Active Time-reversal Based Target Localization In Complex Domain With DSLA

It is a challenge of underwater acoustic signal processing to detect a target in shallow water waveguide environments. In this dissertation, time-reversal transmit-receive interactive technology has been investigated based on DSLA (Double Spiral Line Array) for target three-dimensional localization to improve detection of a quiet target and enhance the perception of a small target.Active target detection faces the problem of reverberation suppression. This dissertation utilizes time reversal processing to suppress reverberation and improve echo-reverberation ratio. Time reversal processing (TRP) is equivalent to matched field processing with the known channel knowledge.

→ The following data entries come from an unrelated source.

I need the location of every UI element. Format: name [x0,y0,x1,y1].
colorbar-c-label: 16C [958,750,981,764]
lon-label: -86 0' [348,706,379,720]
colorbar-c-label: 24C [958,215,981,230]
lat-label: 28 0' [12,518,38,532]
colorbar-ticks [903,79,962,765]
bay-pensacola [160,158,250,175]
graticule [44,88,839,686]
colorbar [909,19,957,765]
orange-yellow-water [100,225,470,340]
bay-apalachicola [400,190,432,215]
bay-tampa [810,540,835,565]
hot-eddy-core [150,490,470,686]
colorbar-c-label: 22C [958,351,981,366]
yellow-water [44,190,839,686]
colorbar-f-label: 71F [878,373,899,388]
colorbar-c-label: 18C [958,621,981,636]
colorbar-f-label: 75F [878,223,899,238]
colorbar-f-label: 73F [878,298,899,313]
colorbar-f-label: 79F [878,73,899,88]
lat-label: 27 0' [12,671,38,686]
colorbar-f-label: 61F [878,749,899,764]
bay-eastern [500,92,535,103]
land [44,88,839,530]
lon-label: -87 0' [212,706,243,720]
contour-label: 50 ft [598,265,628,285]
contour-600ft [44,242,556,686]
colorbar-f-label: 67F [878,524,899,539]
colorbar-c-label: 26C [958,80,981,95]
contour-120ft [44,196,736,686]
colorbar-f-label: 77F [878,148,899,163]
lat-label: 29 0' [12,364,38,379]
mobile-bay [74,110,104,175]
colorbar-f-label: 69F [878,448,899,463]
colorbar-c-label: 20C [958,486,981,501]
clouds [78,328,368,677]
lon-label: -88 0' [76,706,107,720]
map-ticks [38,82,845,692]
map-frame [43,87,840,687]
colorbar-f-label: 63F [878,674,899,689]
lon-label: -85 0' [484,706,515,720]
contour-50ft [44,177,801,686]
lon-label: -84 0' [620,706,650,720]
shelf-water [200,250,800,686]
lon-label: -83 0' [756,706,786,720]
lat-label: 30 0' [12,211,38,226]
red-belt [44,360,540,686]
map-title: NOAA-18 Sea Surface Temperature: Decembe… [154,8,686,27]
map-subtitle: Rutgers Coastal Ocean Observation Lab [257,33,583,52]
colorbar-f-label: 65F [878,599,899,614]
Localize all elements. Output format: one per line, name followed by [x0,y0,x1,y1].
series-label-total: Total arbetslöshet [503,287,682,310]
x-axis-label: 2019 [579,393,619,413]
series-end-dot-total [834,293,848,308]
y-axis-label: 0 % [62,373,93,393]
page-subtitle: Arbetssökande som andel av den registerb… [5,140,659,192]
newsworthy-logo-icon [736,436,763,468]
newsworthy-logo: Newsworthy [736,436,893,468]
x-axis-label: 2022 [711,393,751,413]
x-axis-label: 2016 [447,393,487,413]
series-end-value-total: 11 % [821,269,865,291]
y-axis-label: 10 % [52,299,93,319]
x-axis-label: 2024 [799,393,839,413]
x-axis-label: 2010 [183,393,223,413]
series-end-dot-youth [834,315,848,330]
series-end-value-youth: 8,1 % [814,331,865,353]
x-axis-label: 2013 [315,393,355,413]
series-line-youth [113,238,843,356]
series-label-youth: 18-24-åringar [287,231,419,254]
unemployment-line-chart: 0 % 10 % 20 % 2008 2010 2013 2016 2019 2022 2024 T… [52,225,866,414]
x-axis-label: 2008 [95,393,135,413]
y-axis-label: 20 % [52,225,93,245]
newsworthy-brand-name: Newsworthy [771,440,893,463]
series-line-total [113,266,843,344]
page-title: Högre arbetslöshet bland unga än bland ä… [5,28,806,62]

However, the spatial temporal focusing of TRP is limited by environmental uncertainties. So robustness of time reversal processing has been investigated via iterative time reversal and time reversal operator decomposition.In fact, the marine environment and the acoustic field can be both characterized in the three-dimensional space. Target echoes contain three-dimensional location information of the target. Therefore, the DSLA can be used to localize the target in the three-dimensional space. In addition, the DSLA can obtain a large array gain and increase echo-reverberation ratio with more sensors in the limited physical aperture of an array.In complex domain, complete modeling of signal contains some properties such as improperty and noncircularity. So the information in the augmented domain can be used to further improve target detection capability. Target localization with high resolution can be achieved by combination of signal processing in complex domain and DSLA.Simulations and experimental results in a laboratory waveguide have demonstrated that target detection in complex domain with DSLA has higher three-dimensional accuracy in comparing with conventional active time reversal processing.